Captain Marvel: Cosmic CAT-tastrophe written by Sam Maggs, art by Sweeney Boo, colours by Brittany Peer, letters by Christa Miesner.
IDW, pb, £7.66
Reviewed by Sarah Deeming
Set some time after Thanos, Carol Danvers is settling down to as normal a life as she can when her BFF is Spider-Woman. In the middle of a horror-movie binge, their night is disrupted by Flerkins, (aliens that look like cats if you haven’t seen the Captain Marvel film.) Confident she can handle things on her own, Danvers uncovers a sinister Kree plot to use the cute, but murderous Flerkins to take over planets, a plot too big to handle on her own. Luckily, Danvers has some superhero friends, and a tame Flerkin of her own, who help her save the day with minimal casualties.

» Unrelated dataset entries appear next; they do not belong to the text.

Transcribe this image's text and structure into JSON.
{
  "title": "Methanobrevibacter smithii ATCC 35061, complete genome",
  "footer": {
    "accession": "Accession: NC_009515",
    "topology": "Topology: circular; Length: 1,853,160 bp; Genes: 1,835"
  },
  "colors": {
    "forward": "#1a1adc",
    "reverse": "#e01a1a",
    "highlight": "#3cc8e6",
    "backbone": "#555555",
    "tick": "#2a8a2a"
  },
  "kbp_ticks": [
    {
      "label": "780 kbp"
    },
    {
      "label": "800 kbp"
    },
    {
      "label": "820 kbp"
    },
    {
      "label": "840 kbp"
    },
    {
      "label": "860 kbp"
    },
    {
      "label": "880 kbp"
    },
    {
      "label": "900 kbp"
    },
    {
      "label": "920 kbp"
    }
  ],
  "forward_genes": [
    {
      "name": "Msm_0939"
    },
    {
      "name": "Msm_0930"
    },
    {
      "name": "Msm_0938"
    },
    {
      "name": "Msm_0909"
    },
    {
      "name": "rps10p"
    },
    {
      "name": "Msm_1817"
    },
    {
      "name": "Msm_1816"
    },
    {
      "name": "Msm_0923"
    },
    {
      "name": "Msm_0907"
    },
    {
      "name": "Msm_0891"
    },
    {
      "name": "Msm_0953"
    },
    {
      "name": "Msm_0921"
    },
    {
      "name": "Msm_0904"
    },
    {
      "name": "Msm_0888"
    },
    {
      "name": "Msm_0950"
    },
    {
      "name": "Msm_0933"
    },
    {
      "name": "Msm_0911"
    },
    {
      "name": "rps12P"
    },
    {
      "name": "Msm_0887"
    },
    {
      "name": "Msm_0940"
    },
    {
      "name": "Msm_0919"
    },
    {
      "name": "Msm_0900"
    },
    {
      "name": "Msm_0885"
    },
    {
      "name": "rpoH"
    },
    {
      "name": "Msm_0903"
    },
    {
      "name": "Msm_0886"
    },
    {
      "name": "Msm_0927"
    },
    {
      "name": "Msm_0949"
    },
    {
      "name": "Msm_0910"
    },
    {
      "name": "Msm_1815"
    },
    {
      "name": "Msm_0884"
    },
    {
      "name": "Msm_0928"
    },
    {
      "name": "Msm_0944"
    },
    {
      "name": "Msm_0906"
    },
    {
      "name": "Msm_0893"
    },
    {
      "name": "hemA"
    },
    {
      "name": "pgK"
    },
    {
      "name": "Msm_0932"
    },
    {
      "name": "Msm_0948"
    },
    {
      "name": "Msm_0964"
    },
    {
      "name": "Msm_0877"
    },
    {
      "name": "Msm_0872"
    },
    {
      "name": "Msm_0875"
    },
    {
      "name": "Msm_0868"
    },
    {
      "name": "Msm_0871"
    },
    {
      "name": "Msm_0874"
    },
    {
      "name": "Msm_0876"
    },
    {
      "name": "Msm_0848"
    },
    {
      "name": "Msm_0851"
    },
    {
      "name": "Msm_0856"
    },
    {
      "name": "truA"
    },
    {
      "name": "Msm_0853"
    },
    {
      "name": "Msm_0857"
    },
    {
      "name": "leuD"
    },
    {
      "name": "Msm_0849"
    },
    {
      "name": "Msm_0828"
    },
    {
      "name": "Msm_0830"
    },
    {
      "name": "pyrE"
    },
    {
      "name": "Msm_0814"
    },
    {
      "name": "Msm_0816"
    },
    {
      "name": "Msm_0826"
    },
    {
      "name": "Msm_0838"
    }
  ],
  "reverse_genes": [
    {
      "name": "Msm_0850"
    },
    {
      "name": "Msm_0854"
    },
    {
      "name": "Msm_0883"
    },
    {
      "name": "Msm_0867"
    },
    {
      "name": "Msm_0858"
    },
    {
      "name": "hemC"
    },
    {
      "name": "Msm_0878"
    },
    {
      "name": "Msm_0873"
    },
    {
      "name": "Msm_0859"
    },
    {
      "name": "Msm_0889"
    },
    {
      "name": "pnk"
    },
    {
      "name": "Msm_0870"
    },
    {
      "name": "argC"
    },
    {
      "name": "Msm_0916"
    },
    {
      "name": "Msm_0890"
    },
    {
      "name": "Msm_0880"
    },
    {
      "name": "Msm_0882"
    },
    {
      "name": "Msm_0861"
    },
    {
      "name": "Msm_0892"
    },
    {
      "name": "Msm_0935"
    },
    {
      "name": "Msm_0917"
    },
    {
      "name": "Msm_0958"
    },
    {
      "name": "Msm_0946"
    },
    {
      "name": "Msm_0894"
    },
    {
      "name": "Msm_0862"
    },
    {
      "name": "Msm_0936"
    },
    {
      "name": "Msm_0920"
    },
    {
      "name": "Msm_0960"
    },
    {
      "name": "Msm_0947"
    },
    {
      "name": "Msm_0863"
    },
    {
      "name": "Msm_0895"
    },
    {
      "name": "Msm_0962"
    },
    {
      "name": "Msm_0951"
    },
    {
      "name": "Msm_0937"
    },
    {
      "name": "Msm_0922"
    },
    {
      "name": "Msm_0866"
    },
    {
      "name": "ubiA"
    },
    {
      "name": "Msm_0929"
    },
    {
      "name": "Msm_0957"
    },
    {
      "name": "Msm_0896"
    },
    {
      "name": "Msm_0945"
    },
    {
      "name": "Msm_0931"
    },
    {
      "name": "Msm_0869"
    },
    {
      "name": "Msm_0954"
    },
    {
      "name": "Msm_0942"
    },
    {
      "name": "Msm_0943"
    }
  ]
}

This is quite a fast story so does require some prior knowledge of the Marvel Universe. If reading my first paragraph you had to Google every other word, then this probably isn’t for you. That said, as a one-shot story, a light piece on Captain Marvel’s character, then this is a great piece filled with energy and a strong sense of right and wrong.

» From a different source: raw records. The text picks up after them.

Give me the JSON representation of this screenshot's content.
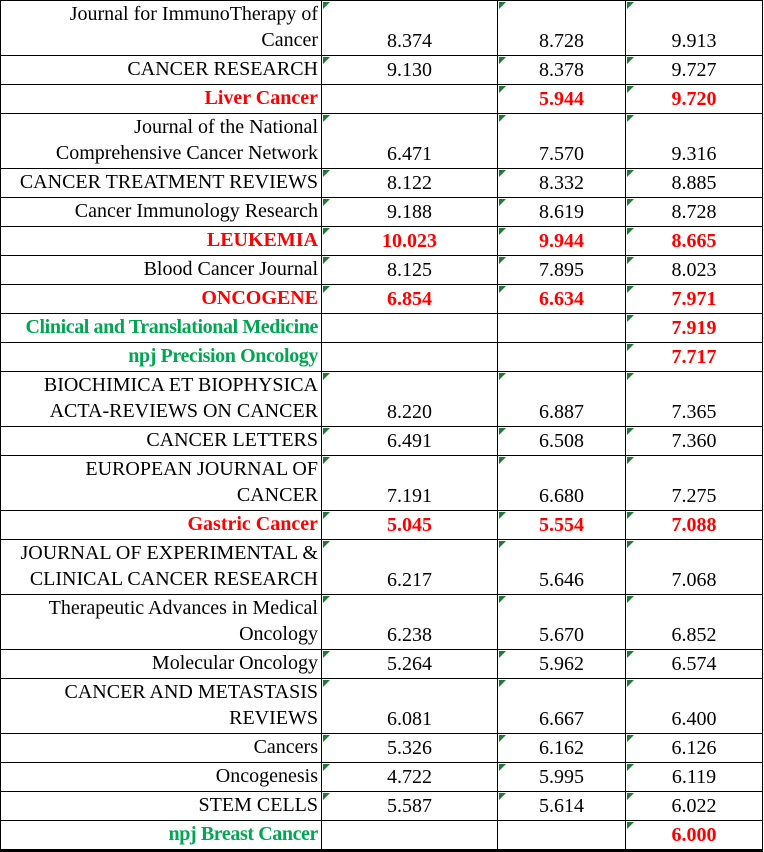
{
  "colors": {
    "highlight_red": "#FF0000",
    "new_journal_green": "#00A651",
    "cell_indicator_green": "#1E7B34",
    "border": "#000000",
    "background": "#FFFFFF"
  },
  "table": {
    "description": "Journal impact factor table, three year-columns of values",
    "rows": [
      {
        "name": "Journal for ImmunoTherapy of\nCancer",
        "values": [
          "8.374",
          "8.728",
          "9.913"
        ],
        "style": "normal"
      },
      {
        "name": "CANCER RESEARCH",
        "values": [
          "9.130",
          "8.378",
          "9.727"
        ],
        "style": "normal"
      },
      {
        "name": "Liver Cancer",
        "values": [
          "",
          "5.944",
          "9.720"
        ],
        "style": "red"
      },
      {
        "name": "Journal of the National\nComprehensive Cancer Network",
        "values": [
          "6.471",
          "7.570",
          "9.316"
        ],
        "style": "normal"
      },
      {
        "name": "CANCER TREATMENT REVIEWS",
        "values": [
          "8.122",
          "8.332",
          "8.885"
        ],
        "style": "normal"
      },
      {
        "name": "Cancer Immunology Research",
        "values": [
          "9.188",
          "8.619",
          "8.728"
        ],
        "style": "normal"
      },
      {
        "name": "LEUKEMIA",
        "values": [
          "10.023",
          "9.944",
          "8.665"
        ],
        "style": "red"
      },
      {
        "name": "Blood Cancer Journal",
        "values": [
          "8.125",
          "7.895",
          "8.023"
        ],
        "style": "normal"
      },
      {
        "name": "ONCOGENE",
        "values": [
          "6.854",
          "6.634",
          "7.971"
        ],
        "style": "red"
      },
      {
        "name": "Clinical and Translational Medicine",
        "values": [
          "",
          "",
          "7.919"
        ],
        "style": "green"
      },
      {
        "name": "npj Precision Oncology",
        "values": [
          "",
          "",
          "7.717"
        ],
        "style": "green"
      },
      {
        "name": "BIOCHIMICA ET BIOPHYSICA\nACTA-REVIEWS ON CANCER",
        "values": [
          "8.220",
          "6.887",
          "7.365"
        ],
        "style": "normal"
      },
      {
        "name": "CANCER LETTERS",
        "values": [
          "6.491",
          "6.508",
          "7.360"
        ],
        "style": "normal"
      },
      {
        "name": "EUROPEAN JOURNAL OF\nCANCER",
        "values": [
          "7.191",
          "6.680",
          "7.275"
        ],
        "style": "normal"
      },
      {
        "name": "Gastric Cancer",
        "values": [
          "5.045",
          "5.554",
          "7.088"
        ],
        "style": "red"
      },
      {
        "name": "JOURNAL OF EXPERIMENTAL &\nCLINICAL CANCER RESEARCH",
        "values": [
          "6.217",
          "5.646",
          "7.068"
        ],
        "style": "normal"
      },
      {
        "name": "Therapeutic Advances in Medical\nOncology",
        "values": [
          "6.238",
          "5.670",
          "6.852"
        ],
        "style": "normal"
      },
      {
        "name": "Molecular Oncology",
        "values": [
          "5.264",
          "5.962",
          "6.574"
        ],
        "style": "normal"
      },
      {
        "name": "CANCER AND METASTASIS\nREVIEWS",
        "values": [
          "6.081",
          "6.667",
          "6.400"
        ],
        "style": "normal"
      },
      {
        "name": "Cancers",
        "values": [
          "5.326",
          "6.162",
          "6.126"
        ],
        "style": "normal"
      },
      {
        "name": "Oncogenesis",
        "values": [
          "4.722",
          "5.995",
          "6.119"
        ],
        "style": "normal"
      },
      {
        "name": "STEM CELLS",
        "values": [
          "5.587",
          "5.614",
          "6.022"
        ],
        "style": "normal"
      },
      {
        "name": "npj Breast Cancer",
        "values": [
          "",
          "",
          "6.000"
        ],
        "style": "green"
      }
    ]
  }
}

The intended age is 9-12, so if you’re older than that, or like more internalised angst and soul searching rather than a peppy go-get ‘em attitude where everyone has time for a joke, then you may not enjoy. Luckily, my household includes a someone who fits into the target audience demographic, so I let them read it. There was lots of giggles and excited exclamations and coos over how cute the cats are which I suspect is exactly what Maggs and co intended. While I might have felt the puns were a little cringe-worthy, for a 9-year-old, they were hilarious.
The artwork is quite cartoony, in keeping with the other platforms aimed at a younger audience. It’s bright and colourful, full of sass and attitude which keeps the tone of the story playful and the plot moving. The layout is uncomplicated, accessible for newcomers to graphic novels using either full pages or thick black borders to isolate moments in time. It has everything needed to appeal to someone whose first experience of superheroes might be cartoons and help them move to a different format for their stories.
If you’re a super-hero fan and have a little person in your household who you want to share your love of all things Marvel with, then this is the perfect for them.